Pubblicato da: UVNS 0 Commenti

28 Giugno 1389, quando Lazar Hrebeljanović, principe della Moravia, la più forte delle province serbe sopravvissute all’impero e rimasta autonoma al vassallaggio ottomano (destino a cui si erano invece piegati diversi altri principi serbi e bulgari), decise di affrontare l’esercito del sultano Murad I sul campo, A Kosovo Polje (piane dei merli)

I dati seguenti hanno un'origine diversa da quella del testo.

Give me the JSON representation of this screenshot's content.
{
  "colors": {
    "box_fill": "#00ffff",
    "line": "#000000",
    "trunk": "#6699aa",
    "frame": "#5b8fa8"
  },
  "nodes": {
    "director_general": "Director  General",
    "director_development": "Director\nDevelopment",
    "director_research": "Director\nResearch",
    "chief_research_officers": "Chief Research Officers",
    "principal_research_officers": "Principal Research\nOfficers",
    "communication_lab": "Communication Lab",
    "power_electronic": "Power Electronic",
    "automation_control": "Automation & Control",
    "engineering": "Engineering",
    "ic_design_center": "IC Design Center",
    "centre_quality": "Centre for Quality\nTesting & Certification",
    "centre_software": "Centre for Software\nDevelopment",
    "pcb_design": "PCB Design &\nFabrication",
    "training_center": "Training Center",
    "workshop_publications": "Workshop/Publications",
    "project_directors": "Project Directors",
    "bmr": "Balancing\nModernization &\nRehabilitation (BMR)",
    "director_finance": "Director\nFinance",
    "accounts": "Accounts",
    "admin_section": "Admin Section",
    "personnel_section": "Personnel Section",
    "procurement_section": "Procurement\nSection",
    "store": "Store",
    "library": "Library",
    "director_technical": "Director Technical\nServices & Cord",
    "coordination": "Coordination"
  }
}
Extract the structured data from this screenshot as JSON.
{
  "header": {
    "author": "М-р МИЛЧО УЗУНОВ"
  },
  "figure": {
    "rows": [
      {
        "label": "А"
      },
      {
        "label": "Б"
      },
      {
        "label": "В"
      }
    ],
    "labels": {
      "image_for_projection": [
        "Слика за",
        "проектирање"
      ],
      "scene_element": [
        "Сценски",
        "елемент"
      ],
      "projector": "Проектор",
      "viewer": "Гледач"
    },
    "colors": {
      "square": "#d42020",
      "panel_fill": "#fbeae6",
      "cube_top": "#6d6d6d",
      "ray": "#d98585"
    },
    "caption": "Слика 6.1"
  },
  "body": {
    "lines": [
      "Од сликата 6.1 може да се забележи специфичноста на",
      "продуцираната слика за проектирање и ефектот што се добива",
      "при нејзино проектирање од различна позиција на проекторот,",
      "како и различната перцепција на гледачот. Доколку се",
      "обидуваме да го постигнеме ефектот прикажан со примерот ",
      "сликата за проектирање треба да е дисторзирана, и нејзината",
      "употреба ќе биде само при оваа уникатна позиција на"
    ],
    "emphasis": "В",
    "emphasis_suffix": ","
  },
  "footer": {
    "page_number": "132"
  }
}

Secondo la tradizione epica serba, il giorno della Battaglia del Kosovo, il giorno di S. Vito (Vidovdan), un falco si levò da Gerusalemme, tenendo nel becco una rondine, e raggiunse in volo l’accampamento del principe Lazar. Quel falco era in realtà Sant’Elia, quella rondine un messaggio di Dio. Il Signore lasciava al principe serbo la scelta tra due vittorie: una terrena, contro le truppe del sultano infedele, l’altra nel regno dei cieli, a testimonianza col proprio sacrificio della santità del popolo serbo. Comprendendo bene quanto le glorie terrene siano effimere rispetto alla magnificenza dei cieli, Lazar optò per la seconda via. Così facendo, egli fondò in Kosovo una chiesa poggiante non su pietre di marmo, ma seta pura e stoffa cremisi, ovvero non sull’opulenza terrena, bensì sul sacrificio e sul sangue di quegli eroi serbi sacrificatisi per la maggior gloria del proprio popolo – nebeski narod, “popolo dei cieli”, come si sarebbe per l’appunto autoproclamato nei secoli a venire. L’esaltazione scaturita dal sottile miscuglio di uno struggente rimpianto per la rinuncia al proprio ruolo storico nel mondo, unito alla consapevolezza della propria redenzione, così simile a quella del Cristo, sacrificatosi innocente per la maggior gloria del Signore, non abbandonò mai l’immaginario nazionale serbo, ed è ancora oggi questo senso di rivalsa e riscatto che non permette al popolo serbo di accettare idealmente la perdita del Kosovo, proprio là, in quella piana nella quale, quasi sette secoli or sono, si decise doppiamente il suo destino, terreno e spirituale.

Che lo spirito del 28 Giugno sia sempre con noi.